Two and a half years ago this would have been more dangerous.
A group of Sudanese youths rapping in the streets of Khartoum.
Under longtime ruler Omar al-Bashir, Sudan's rap industry was cautious; be too critical of the government and you may fall prey to the attentions of the security services.
But since Bashir's ouster in April 2019, artists like Ahmed Mahdy are taking advantage of looser restrictions to give voice to their grievances.
"We always write about our reality. For example, you see something happening to a homeless child in the street, so you'll reflect that in your music. You walk past the Nile and witness the flooding, and the problems our people face that you then try to tell using simple words, simple phrases that can resonate with everyone, reaching the Sudanese in Khartoum to the Sudanese living abroad."
His group is called Ijraat, or "procedures".
What they're trying to do is better reflect issues they still see plaguing Sudan.
The country is in the grip of a deep economic crisis and is making a shaky transition to democracy.
"Procedures" criticizes the police, complains of economic conditions and references burning tires in anti-government protests.
Mahdy says the music is always about the dreams of the youth.
"Why the youth? Because we want to reach a certain point of awareness, we want our society to develop, a society that currently rejects us and whose mass media also rejects us. However, we have faith that when we supply our own generation with songs and issues in the form of music and art, these youth will be able to reach heights with any issue, no matter how complex or difficult it may be."

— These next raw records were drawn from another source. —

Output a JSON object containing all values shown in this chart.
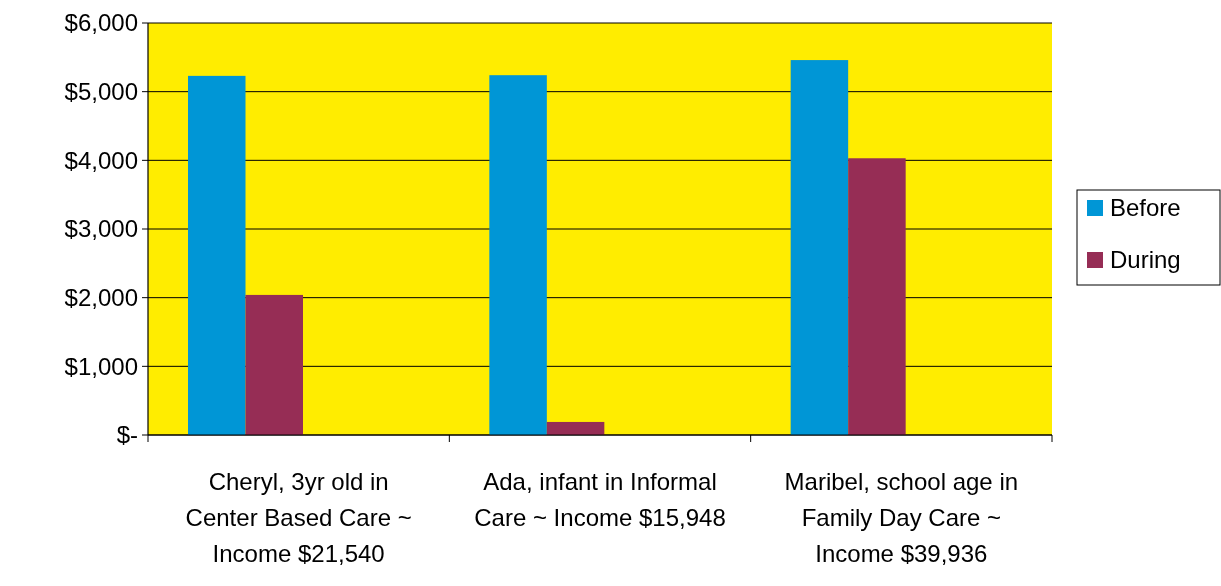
{
  "chart_data": {
    "type": "bar",
    "categories": [
      "Cheryl, 3yr old in Center Based Care ~ Income $21,540",
      "Ada, infant in Informal Care ~ Income $15,948",
      "Maribel, school age in Family Day Care ~ Income $39,936"
    ],
    "series": [
      {
        "name": "Before",
        "color": "#0096d6",
        "values": [
          5230,
          5240,
          5460
        ]
      },
      {
        "name": "During",
        "color": "#962d55",
        "values": [
          2040,
          190,
          4030
        ]
      }
    ],
    "ylim": [
      0,
      6000
    ],
    "yticks": [
      {
        "value": 0,
        "label": "$-"
      },
      {
        "value": 1000,
        "label": "$1,000"
      },
      {
        "value": 2000,
        "label": "$2,000"
      },
      {
        "value": 3000,
        "label": "$3,000"
      },
      {
        "value": 4000,
        "label": "$4,000"
      },
      {
        "value": 5000,
        "label": "$5,000"
      },
      {
        "value": 6000,
        "label": "$6,000"
      }
    ],
    "grid": "y",
    "legend": "right"
  }
}
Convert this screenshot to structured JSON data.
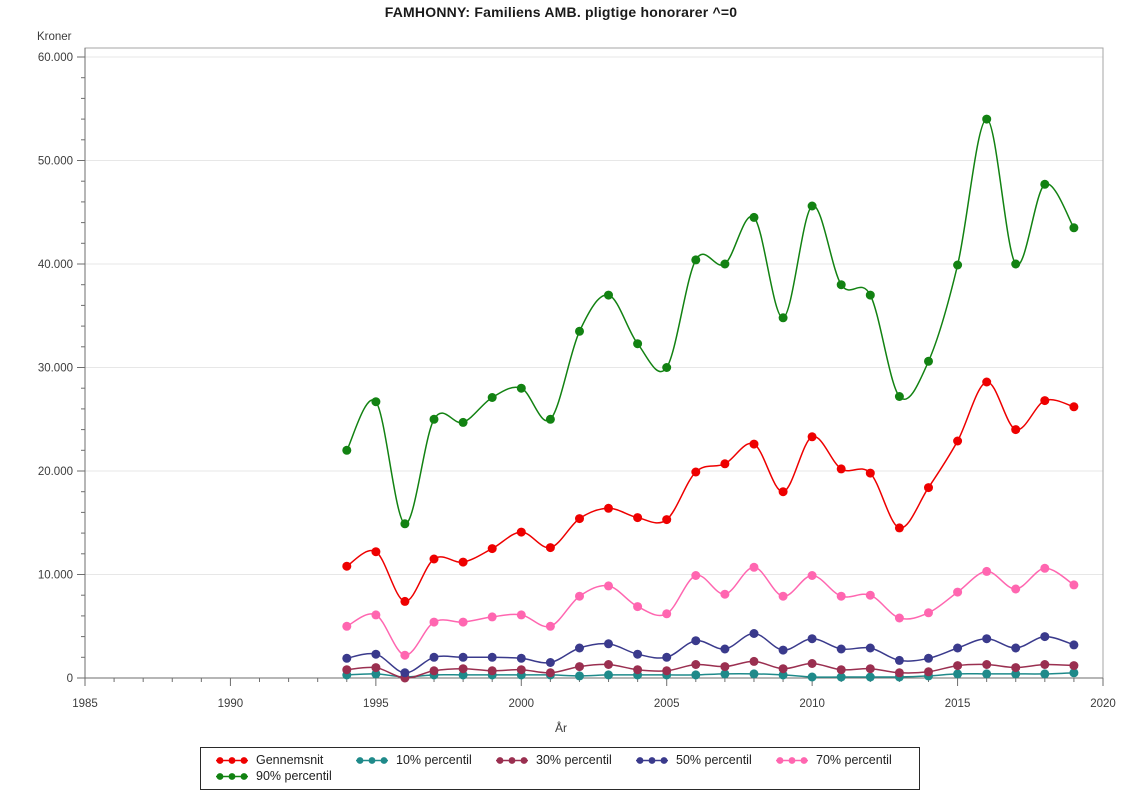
{
  "chart_data": {
    "type": "line",
    "title": "FAMHONNY: Familiens AMB. pligtige honorarer ^=0",
    "ylabel": "Kroner",
    "xlabel": "År",
    "xlim": [
      1985,
      2020
    ],
    "ylim": [
      0,
      60000
    ],
    "x_major_ticks": [
      1985,
      1990,
      1995,
      2000,
      2005,
      2010,
      2015,
      2020
    ],
    "x_minor_tick_step": 1,
    "y_major_ticks": [
      0,
      10000,
      20000,
      30000,
      40000,
      50000,
      60000
    ],
    "y_tick_labels": [
      "0",
      "10.000",
      "20.000",
      "30.000",
      "40.000",
      "50.000",
      "60.000"
    ],
    "y_minor_tick_step": 2000,
    "grid": "horizontal-major-only",
    "legend_position": "bottom",
    "marker": "filled-circle",
    "line_style": "smooth",
    "x": [
      1994,
      1995,
      1996,
      1997,
      1998,
      1999,
      2000,
      2001,
      2002,
      2003,
      2004,
      2005,
      2006,
      2007,
      2008,
      2009,
      2010,
      2011,
      2012,
      2013,
      2014,
      2015,
      2016,
      2017,
      2018,
      2019
    ],
    "series": [
      {
        "name": "Gennemsnit",
        "color": "#ee0000",
        "values": [
          10800,
          12200,
          7400,
          11500,
          11200,
          12500,
          14100,
          12600,
          15400,
          16400,
          15500,
          15300,
          19900,
          20700,
          22600,
          18000,
          23300,
          20200,
          19800,
          14500,
          18400,
          22900,
          28600,
          24000,
          26800,
          26200
        ]
      },
      {
        "name": "10% percentil",
        "color": "#1f8a8a",
        "values": [
          300,
          400,
          100,
          300,
          300,
          300,
          300,
          300,
          200,
          300,
          300,
          300,
          300,
          400,
          400,
          300,
          100,
          100,
          100,
          100,
          200,
          400,
          400,
          400,
          400,
          500
        ]
      },
      {
        "name": "30% percentil",
        "color": "#9a2f50",
        "values": [
          800,
          1000,
          0,
          700,
          900,
          700,
          800,
          500,
          1100,
          1300,
          800,
          700,
          1300,
          1100,
          1600,
          900,
          1400,
          800,
          900,
          500,
          600,
          1200,
          1300,
          1000,
          1300,
          1200
        ]
      },
      {
        "name": "50% percentil",
        "color": "#3a3a8c",
        "values": [
          1900,
          2300,
          500,
          2000,
          2000,
          2000,
          1900,
          1500,
          2900,
          3300,
          2300,
          2000,
          3600,
          2800,
          4300,
          2700,
          3800,
          2800,
          2900,
          1700,
          1900,
          2900,
          3800,
          2900,
          4000,
          3200
        ]
      },
      {
        "name": "70% percentil",
        "color": "#ff66b0",
        "values": [
          5000,
          6100,
          2200,
          5400,
          5400,
          5900,
          6100,
          5000,
          7900,
          8900,
          6900,
          6200,
          9900,
          8100,
          10700,
          7900,
          9900,
          7900,
          8000,
          5800,
          6300,
          8300,
          10300,
          8600,
          10600,
          9000
        ]
      },
      {
        "name": "90% percentil",
        "color": "#128212",
        "values": [
          22000,
          26700,
          14900,
          25000,
          24700,
          27100,
          28000,
          25000,
          33500,
          37000,
          32300,
          30000,
          40400,
          40000,
          44500,
          34800,
          45600,
          38000,
          37000,
          27200,
          30600,
          39900,
          54000,
          40000,
          47700,
          43500
        ]
      }
    ],
    "colors": {
      "grid": "#e7e7e7",
      "frame": "#a6a6a6",
      "axis": "#6e6e6e",
      "tick_label": "#3c3c3c"
    }
  }
}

But though music played a central role in the uprising against Bashir, Mahdy says many still reject rap as foreign or immoral.
Sudanese society was, under Bashir, governed by restrictive laws imposing conservative Islamic social codes.
But today "Procedures" sometimes references alcohol and drugs, and uses explicit language.
Not everyone approves.
Nevertheless, rap's popularity is growing.
Large shows have become more common, with artists performing for thousands in venues previously occupied by more traditional singers.